Voters Move To Add Minimum Wage Hikes To Washington, Arizona Ballots

Groups in Washington and Arizona turned in signatures this week to put state minimum wage increases on the November ballot.


On Thursday, an advocacy group in Arizona prepared to submit more than 250,000 signatures to the state secretary of state's office to put a state minimum wage increase on the November ballot. A day earlier, a group in Washington state handed in its signatures.

The ordinance proposed by Arizona for Fair Wages and Healthy Families calls for raising the state minimum wage from its current $8.05 an hour to $12 an hour by 2020, and for mandating some paid sick leave. Raise Up Washington's would boost the state minimum from its current $9.47 an hour to $13.50 an hour by 2020 and calls for paid sick leave as well.

Both campaigns were funded in part by The Fairness Project, a San Francisco Bay Area–based nonprofit supported by unions, some businesses, and small donors that backs ballot initiative campaigns that address income inequality.

Once signatures are validated by each state's secretary of state's office over the next few weeks, the measures can earn a place on the November ballots, according to Fairness Project Communications Director Linda Serrato Ybarra.

Arizona and Washington join Maine, which in February received enough signatures to put a similar minimum wage raise on their November ballot. The initiative in Maine calls for a raise to $12 an hour by 2020 and eliminating the sub-minimum wage for tipped workers.

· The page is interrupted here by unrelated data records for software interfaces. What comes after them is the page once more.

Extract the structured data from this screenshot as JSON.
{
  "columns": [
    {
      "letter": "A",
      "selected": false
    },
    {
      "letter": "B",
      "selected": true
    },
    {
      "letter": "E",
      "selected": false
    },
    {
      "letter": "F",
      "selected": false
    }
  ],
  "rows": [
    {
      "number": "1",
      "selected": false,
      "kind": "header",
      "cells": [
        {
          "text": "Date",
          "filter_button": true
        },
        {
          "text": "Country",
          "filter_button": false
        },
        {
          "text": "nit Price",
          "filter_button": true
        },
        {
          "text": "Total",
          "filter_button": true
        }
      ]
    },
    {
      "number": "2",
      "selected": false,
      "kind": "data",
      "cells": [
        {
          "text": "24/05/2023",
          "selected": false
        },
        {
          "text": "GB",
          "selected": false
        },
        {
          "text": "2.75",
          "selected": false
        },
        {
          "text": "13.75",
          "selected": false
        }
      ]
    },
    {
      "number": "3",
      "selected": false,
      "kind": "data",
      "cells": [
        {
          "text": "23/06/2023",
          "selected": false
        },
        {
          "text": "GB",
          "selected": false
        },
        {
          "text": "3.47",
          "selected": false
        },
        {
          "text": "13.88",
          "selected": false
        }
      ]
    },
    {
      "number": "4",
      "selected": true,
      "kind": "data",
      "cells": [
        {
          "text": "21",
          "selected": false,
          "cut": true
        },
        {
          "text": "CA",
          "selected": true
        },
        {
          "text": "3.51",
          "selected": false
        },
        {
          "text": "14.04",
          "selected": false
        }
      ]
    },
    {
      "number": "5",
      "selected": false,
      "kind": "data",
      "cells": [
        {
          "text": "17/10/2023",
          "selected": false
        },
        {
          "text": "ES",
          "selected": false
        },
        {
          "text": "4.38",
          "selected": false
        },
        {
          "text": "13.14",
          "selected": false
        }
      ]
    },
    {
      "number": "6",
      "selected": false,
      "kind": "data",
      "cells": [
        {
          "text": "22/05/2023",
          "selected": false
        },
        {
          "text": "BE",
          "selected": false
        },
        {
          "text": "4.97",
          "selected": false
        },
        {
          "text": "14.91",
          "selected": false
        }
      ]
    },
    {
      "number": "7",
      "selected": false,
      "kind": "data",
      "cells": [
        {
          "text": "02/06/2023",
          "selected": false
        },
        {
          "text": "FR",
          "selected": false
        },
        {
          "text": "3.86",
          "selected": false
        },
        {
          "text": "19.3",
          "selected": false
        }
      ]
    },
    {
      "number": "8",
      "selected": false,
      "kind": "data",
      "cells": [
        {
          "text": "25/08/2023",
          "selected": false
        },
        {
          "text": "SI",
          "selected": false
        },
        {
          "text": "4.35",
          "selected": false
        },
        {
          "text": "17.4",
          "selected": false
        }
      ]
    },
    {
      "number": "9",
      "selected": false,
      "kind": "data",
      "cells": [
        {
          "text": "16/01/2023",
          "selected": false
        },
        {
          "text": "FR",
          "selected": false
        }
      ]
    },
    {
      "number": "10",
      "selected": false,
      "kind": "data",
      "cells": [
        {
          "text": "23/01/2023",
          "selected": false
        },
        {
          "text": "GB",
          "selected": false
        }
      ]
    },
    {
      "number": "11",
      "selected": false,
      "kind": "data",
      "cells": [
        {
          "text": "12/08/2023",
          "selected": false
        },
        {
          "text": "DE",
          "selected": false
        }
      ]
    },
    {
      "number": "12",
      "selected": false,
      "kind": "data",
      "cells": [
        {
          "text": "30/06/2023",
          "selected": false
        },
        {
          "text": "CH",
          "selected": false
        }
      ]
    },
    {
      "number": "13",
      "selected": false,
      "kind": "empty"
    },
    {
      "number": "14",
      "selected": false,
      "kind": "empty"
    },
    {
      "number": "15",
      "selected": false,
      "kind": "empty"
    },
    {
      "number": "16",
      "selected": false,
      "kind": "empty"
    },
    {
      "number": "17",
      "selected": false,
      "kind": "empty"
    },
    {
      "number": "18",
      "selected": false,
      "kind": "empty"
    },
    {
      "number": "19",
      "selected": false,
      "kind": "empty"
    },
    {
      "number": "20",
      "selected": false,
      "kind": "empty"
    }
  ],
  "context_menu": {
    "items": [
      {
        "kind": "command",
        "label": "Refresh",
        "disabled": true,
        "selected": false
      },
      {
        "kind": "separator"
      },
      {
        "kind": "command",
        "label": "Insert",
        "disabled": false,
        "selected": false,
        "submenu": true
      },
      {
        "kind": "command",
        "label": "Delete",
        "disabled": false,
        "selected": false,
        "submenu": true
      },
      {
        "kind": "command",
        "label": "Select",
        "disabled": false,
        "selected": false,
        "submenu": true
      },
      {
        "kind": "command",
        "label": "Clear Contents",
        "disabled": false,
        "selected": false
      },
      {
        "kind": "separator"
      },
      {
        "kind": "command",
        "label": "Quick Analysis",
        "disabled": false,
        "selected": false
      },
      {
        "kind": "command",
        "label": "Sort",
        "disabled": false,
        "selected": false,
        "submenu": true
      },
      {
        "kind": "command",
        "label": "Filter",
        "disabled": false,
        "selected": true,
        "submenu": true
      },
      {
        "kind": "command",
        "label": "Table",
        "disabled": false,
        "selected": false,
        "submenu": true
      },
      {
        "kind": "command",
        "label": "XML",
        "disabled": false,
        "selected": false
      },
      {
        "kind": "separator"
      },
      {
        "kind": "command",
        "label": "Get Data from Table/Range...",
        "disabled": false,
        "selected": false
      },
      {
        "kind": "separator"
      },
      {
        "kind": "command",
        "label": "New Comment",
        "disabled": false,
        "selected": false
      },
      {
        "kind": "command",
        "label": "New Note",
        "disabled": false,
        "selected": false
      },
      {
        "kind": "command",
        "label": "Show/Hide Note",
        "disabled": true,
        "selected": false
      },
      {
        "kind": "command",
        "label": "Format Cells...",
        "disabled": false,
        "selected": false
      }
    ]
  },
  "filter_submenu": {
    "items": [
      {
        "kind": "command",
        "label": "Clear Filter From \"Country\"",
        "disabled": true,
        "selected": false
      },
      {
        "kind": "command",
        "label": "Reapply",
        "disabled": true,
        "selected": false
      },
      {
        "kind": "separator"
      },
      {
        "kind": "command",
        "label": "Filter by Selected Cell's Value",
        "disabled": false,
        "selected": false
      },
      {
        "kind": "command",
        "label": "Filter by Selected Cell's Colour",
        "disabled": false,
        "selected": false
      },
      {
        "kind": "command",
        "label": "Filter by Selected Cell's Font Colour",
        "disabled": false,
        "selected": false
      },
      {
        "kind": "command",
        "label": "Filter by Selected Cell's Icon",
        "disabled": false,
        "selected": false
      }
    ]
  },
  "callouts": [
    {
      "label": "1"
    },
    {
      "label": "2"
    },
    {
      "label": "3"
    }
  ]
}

The federal minimum wage last increased in 2009 to $7.25 per hour. In the past year, more groups have used city- and state-level ballot measures to bring local minimum wage proposals directly to voters, or to pressure lawmakers to propose their own increases.

Since raises for the lowest paid workers are popular at the polls, some legislators prefer to enact their own wage legislation with more gradual raises compared to steeper increases that could pass at the voting booth, said to Ryan Johnson, Director of the Fairness Project.

Already, California's phased-in state minimum wage raise to $15 an hour was passed via bipartisan collaboration in response to a ballot measure. Campaigners and legislators in Seattle and Washington, D.C., also used ballot initiatives to pressure elected officials to pass minimum wage increases.

Advocates in Colorado expect to collect the required number of signatures to qualify their measure, which would raise the state minimum to $12 an hour by 2020, for the ballot in the coming weeks.

A full map of initiatives on the November ballot can be found on the Fairness Project's website.